Sustainable Metal-Organic Framework Water Harvesters in the Artificial Intelligence Era
For researchers in MOF-based water harvesting, this provides a forward-looking overview of AI integration, but the contribution is incremental as it synthesizes existing knowledge without new experimental or computational findings.
This Perspective reviews MOF design principles for atmospheric water harvesting and discusses how AI, LLMs, and data mining can accelerate discovery of high-performance sorbents. No concrete results are presented.

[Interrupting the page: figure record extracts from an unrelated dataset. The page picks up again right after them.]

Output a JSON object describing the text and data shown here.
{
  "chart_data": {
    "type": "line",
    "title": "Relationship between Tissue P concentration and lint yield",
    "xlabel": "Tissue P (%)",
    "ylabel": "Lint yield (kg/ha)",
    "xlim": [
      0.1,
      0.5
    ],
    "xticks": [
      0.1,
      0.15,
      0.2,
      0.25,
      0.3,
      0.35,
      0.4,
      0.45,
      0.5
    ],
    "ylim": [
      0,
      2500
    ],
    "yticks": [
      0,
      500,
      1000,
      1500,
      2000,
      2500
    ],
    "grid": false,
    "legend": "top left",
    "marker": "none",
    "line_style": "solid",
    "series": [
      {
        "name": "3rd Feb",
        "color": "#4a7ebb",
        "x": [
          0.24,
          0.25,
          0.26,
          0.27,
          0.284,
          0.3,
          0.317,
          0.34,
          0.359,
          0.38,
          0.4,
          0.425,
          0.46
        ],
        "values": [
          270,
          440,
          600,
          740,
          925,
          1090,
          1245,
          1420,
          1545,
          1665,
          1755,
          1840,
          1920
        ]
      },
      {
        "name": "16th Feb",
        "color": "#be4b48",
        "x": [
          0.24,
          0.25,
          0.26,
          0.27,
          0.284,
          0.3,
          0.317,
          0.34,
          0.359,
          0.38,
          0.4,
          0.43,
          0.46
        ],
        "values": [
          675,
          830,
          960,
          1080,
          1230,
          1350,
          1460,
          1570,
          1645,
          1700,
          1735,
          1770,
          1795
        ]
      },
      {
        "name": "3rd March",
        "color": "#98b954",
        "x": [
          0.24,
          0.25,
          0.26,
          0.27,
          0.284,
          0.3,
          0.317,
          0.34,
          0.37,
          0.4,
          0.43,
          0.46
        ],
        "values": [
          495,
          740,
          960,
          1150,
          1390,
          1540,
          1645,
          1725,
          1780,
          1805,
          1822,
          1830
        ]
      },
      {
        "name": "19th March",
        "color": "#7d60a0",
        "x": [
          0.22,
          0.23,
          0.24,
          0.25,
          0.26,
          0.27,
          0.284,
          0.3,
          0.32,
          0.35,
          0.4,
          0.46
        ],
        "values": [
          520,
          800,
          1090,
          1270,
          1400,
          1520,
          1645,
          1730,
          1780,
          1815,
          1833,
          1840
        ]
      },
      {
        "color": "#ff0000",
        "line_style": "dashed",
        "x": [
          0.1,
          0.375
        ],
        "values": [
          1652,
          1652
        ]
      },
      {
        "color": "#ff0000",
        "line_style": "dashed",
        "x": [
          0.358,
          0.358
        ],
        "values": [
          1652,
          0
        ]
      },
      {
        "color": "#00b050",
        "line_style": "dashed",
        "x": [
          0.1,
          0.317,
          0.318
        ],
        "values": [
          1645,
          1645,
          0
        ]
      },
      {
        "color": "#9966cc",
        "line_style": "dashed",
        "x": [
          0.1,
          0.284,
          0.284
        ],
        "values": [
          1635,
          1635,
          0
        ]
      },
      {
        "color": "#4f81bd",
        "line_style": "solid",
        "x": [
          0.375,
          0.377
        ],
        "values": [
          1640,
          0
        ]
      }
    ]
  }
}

Metal-organic frameworks (MOFs) are excellent candidates for water harvesting due to their tunable pore environments, which can be precisely engineered to capture and release water in arid conditions. Integrating artificial intelligence (AI) into MOF discovery can further accelerate the design of high-performance sorbents by identifying structural features that enhance atmospheric water harvesting (AWH), stability, and cycling efficiency. In this Perspective, we examine key MOF design principles, including cooperative adsorption, operational relative humidity (RH), uptake capacity, hysteresis, and scalability. We highlight recent design advancements such as multivariate strategies and long-arm linker extension, and examine how these principles tune pore capacity and hydrophilicity, while preserving stability and crystallinity. Furthermore, we discuss how AI, large language models (LLMs), and data mining can accelerate the discovery process through predictive synthesis, inverse design, and elucidating synthesis-structure-property relationships for the next generation of MOF water harvesters.